Ancora una volta il terreno elettorale si è dimostrato come il più impervio per i comunisti e le forze di sinistra per la costruzione di un campo politico e di una soggettività di classe. Altre devono essere le forme e le strade, se non si vuole correre il rischio di inseguire, elezione dopo elezione (e contenitore politico dopo contenitore politico) il fallimento, foriero di nuove delusioni e diserzioni tra le fila dei militanti. Da dieci anni i comunisti sono fuori dalle istituzioni parlamentari e la diaspora è continuata, nonostante alcuni generosi ed importanti tentativi di ricomposizione. Senza una nuova visione ed uno sguardo lungo, il rischio è quello di una competizione tra le forze esistenti per la contesa dei militanti.

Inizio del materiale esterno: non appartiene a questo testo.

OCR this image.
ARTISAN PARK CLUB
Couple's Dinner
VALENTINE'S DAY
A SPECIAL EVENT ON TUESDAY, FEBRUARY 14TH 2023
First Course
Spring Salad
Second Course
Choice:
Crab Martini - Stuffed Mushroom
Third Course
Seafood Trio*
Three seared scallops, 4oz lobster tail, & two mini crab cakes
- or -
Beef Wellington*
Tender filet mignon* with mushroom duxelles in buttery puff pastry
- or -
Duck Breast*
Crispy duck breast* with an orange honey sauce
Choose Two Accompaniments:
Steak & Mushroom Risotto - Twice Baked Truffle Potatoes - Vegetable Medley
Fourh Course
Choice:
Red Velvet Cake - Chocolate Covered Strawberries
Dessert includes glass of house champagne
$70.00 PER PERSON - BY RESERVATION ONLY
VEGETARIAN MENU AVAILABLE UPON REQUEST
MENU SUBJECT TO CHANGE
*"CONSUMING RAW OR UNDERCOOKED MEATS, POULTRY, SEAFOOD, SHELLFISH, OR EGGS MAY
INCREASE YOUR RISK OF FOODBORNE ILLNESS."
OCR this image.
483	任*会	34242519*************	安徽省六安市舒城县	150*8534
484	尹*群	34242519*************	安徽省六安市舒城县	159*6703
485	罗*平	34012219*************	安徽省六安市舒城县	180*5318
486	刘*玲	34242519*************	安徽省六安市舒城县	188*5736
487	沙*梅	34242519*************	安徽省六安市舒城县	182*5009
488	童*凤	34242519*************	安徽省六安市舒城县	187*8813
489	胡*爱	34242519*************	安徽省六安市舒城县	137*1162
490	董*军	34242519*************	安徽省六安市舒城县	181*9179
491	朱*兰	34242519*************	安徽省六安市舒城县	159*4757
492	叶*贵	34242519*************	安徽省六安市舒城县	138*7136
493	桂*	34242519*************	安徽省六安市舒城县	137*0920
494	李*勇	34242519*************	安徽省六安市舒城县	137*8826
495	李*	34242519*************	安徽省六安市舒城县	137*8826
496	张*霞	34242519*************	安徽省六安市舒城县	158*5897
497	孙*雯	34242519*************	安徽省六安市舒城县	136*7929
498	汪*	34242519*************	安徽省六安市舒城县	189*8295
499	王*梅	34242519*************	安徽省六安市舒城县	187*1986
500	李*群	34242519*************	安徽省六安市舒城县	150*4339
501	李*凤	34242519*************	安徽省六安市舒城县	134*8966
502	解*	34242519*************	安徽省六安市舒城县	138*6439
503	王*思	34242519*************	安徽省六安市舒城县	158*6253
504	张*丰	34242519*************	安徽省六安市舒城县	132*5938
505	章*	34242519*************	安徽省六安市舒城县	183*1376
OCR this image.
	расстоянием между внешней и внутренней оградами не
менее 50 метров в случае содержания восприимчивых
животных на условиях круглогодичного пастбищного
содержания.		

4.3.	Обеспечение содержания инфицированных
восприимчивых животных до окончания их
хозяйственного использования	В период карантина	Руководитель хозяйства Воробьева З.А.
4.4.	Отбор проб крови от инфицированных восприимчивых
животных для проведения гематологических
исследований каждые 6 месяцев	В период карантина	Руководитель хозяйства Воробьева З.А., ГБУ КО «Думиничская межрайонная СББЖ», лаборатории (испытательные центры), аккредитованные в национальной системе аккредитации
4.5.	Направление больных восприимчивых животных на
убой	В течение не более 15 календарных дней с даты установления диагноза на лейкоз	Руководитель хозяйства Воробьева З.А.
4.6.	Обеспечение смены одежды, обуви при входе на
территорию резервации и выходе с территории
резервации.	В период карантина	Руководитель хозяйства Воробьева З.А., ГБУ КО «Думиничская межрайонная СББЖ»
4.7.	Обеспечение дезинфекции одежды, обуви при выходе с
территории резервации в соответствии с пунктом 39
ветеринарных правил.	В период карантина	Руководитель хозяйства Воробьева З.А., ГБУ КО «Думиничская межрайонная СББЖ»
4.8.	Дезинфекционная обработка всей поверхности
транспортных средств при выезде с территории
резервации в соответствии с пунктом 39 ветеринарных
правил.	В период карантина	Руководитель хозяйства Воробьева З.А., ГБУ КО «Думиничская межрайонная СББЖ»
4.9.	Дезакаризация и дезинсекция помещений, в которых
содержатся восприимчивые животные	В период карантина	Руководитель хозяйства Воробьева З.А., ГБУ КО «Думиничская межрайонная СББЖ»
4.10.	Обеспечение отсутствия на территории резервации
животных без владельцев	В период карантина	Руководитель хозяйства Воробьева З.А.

Infine, tra i punti salienti di queste elezioni c’è il fatto che il popolo della sinistra ha votato in massa per il M5S. L’atteggiamento prevalente è quello di considerare questa come una forza “di destra” con la quale non interloquire. Nulla di più sbagliato: i comunisti devono saper interloquire e lavorare sulle contraddizioni evidenti al suo interno, chiedendo il rispetto dei programmi e degli impegni presi con gli elettori e confrontandosi sui temi strategici della lotta contro l’integrazione euro-atlantica e per la difesa dei ceti popolari.
Mentre scriviamo questo articolo, non è chiaro quale sarà il mandato che il presidente della Repubblica assegnerà per la formazione del governo e quale governo sarà formato. Il quadro è ancora molto instabile.